Appuntamento al 16 ottobre - Tornando all'evento Expo 2015, Renzi dà poi un po’ di numeri sull’Esposizione Universale. Fino ad ora, dice, hanno aderito 147 Paesi e sono stati venduti 5 milioni di biglietti. E dà appuntamento al 16 ottobre, giorno in cui si terrà il summit con i capi di Stato di Asia e Europa. "Sarà un’occasione per fare il punto dell’occasione. Ci sono due mesi di tempo, dobbiamo correre. E ce la possiamo fare". La tempistica dei lavori, afferma con certezza, sarà rispettata. E questo "sarà grazie alle donne e gli uomini dei cantieri dell’Expo".


Riscriveremo lo statuto dei lavoratori - Il presidente del Consiglio coglie così l’occasione per ribadire quanto affermato il giorno prima, in polemica con il ministro dell’Interno Angelino Alfano: "L'ultimo tema di cui abbiamo bisogno è una discussione ideologica" sull'articolo 18, "possiamo evitarla riscrivendo tutti insieme la delega per la modifica dello statuto dei lavoratori".

Ieri l'incontro con Draghi - Rispondendo a una giornalista poi Renzi afferma che "il cantiere Expo non è la stessa cosa del cantiere governo, anche perché l'Expo nel 2015 finisce, il governo no, andrà avanti oltre". Infine, conferma la notizia dell’incontro avuto con Mario Draghi martedì 12 agosto: "Sì, ieri ho visto il presidente della Bce. Lo vedo spesso".

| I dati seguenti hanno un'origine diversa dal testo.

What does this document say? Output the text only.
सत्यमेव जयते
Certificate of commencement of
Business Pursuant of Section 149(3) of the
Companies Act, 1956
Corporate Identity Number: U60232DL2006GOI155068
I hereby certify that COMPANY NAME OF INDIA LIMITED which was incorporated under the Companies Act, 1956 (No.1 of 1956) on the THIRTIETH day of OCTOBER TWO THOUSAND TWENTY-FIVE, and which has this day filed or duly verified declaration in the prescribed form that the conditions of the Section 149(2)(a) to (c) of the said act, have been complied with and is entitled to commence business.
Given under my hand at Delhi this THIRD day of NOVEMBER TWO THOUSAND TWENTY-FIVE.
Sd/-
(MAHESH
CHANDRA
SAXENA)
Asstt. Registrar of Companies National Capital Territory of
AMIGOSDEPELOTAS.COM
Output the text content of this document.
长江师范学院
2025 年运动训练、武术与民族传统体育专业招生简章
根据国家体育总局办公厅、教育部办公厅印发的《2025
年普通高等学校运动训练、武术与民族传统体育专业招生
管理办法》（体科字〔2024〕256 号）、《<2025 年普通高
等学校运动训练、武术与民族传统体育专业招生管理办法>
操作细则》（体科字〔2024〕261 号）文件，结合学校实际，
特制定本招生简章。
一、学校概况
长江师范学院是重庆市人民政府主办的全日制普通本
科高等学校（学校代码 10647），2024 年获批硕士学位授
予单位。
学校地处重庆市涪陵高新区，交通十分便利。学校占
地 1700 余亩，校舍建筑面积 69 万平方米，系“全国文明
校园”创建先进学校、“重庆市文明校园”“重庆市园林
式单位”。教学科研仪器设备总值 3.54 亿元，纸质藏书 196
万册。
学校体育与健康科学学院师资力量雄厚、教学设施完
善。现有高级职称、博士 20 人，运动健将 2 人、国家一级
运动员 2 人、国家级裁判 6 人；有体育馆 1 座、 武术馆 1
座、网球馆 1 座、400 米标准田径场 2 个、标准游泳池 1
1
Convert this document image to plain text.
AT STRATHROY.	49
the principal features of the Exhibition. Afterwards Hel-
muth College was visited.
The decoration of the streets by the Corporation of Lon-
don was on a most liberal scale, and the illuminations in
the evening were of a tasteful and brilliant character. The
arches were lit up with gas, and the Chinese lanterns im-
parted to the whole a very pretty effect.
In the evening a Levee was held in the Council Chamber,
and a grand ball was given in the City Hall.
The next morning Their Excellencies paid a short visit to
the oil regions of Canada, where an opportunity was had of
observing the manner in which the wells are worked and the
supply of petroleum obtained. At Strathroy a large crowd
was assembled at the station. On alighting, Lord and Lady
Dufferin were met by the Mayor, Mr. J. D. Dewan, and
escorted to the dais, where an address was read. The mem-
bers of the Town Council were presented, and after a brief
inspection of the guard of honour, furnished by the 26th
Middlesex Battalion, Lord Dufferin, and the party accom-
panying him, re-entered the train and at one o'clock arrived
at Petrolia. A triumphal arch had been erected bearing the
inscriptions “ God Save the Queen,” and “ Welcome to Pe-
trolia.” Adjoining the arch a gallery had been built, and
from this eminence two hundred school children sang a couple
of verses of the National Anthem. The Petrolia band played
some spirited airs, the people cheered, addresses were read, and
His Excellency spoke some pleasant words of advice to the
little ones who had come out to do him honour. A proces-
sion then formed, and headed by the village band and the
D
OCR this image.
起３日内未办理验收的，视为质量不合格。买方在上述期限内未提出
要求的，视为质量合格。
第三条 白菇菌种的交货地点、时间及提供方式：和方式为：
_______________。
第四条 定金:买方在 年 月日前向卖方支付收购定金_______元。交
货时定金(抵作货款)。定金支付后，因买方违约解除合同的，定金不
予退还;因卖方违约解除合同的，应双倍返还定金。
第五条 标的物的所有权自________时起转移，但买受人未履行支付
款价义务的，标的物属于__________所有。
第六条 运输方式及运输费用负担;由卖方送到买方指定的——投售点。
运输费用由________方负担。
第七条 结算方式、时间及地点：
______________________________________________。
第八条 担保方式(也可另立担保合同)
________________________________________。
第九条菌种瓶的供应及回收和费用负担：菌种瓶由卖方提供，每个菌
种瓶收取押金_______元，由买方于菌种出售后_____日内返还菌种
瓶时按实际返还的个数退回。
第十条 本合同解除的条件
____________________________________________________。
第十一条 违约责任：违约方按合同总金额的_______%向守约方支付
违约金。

Lungo faccia a faccia con Napolitano
- In serata un altro lungo faccia a faccia con il presidente della Repubblica, Giorgio Napolitano, a Castelporziano. I due, secondo quanto riferisce una nota del Quirinale, hanno avuto "un ampio scambio di vedute sul programma di attività di governo e sulla situazione internazionale". Renzi, riferisce il comunicato, ha parlato delle "decisioni che il governo prepara per l'economia e il lavoro nonché del progetto per la riforma della giustizia".